China Syndrome American release, according to imdb.com: 16 March, 1979
Three-Mile Island incident, according to PBS: 28 March, 1979

It’s a pretty freaky coincidence, and the movie and the incident reinforced each other. Had only one occurred, it’d now likely be largely forgotten. If Douglas or anyone else in the documentary is claiming the incident happened before the release, they’re wrong. And even if the incident had preceded the film’s release by 13 days, the movie had been in production for months prior, and would definitely not have been made and released based on TMI, like some schlocky rushed-to-screen ripped-from-the-headlines made-for-TV movie.

It’s far more likely that the release would have been held up by producers not wanting to look “insensitive,” if the movie had not been released yet when TMI occurred.

That might be true if someone had been killed at or around TMI, but as far as I know, no-one was. Since the incident was scary, newsworthy but not blood-drenched, I rather doubt “sensitivity” would be a factor in planning its release.

Wow, I saw this documentary, and it goes to great pains–mentioning repeatedly!–that the events of TCS preceded the events at TMI by a matter of days. With viewing comprehension so low, it’s no wonder that you manage to misrepresent the documentary’s purpose in the first place. The point of the film was not whether nuclear power was safe or not. The point was that the sequence of events itemized by Long Time First Time happened in such a way to completely destroy the credibility of the industry and its PR machine.

The best part was how they did a split-screen of the news conference in the film and the real TMI news conference, and the “spin” was almost identical. Whether nuclear power deserved its fate is immaterial to the doc; the point is that China was eerily prescient about some of the dangers–dangers the industry was adamant in denying upon the film’s release, pre-TMI. Who could blame the American public for not believing the industry when they were caught in major CYA mode?

That’s exactly what happened, according to Michael Douglas, who produced the film. He explicitly stated he had the film pulled and stopped it’s showing in theaters lest he and his colleagues appear to be profitting from the disaster.

Fuck you, too. And speaking of poor viewing comprehension, why didn’t you comprehend that Douglas clearly stated that he pulled the film and stopped its showing immediately upon learing of TMI?

Your comprehension for reading is quite low, too! I made it abundantly clear in my OP that the purpose of the documentary was to illustrate the extreme cultural impact of the film. I said it quite clearly, and even made it abundantly clear that I agreed with that assessment. Sheesh!

But the point of my OP was that they deliberately excised any statements to the effect that the primary reason that the film was so culturally powerful is that people are ignorant.
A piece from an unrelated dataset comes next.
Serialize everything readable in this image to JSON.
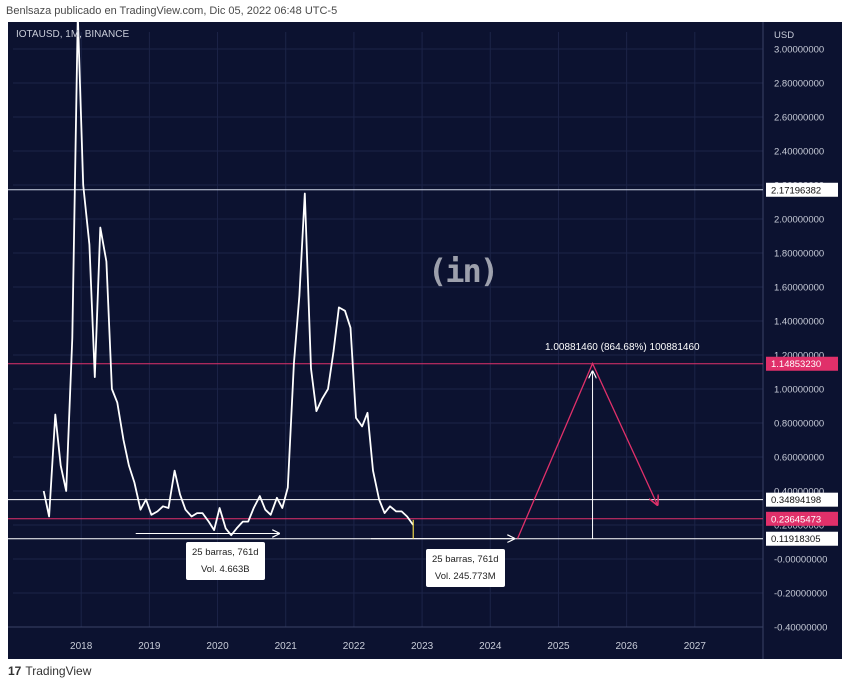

Furthermore, they repeatedly showed special effects that undeniably showed a nuclear power blant blowing up like an H-bomb. And yet you dare to claim that making nuclear power appear unsafe was not part of the documentary’s agenda? Ha!

You were so obviously conned. You only thought the true, real-life statements were “spin” because the documentary told you they were. In reality, they were not. The integrity of the plant, and thus the safety of the area residents, was sound. Thus, the statements you mindlessly parrot as “spin” were actually truthful statements of fact.

Your only source for that is the documentary, which played extremely loose with the facts. In reality, all these dangers were known and acknowledged, but were justifiably and scientifically determined to be of sufficiently small risk that there was no justification for the panicy bullshit from the anti-nukers.

Interesting. I’d not known that.

I didn’t know it, either, until I watched the documentary I’m scolding.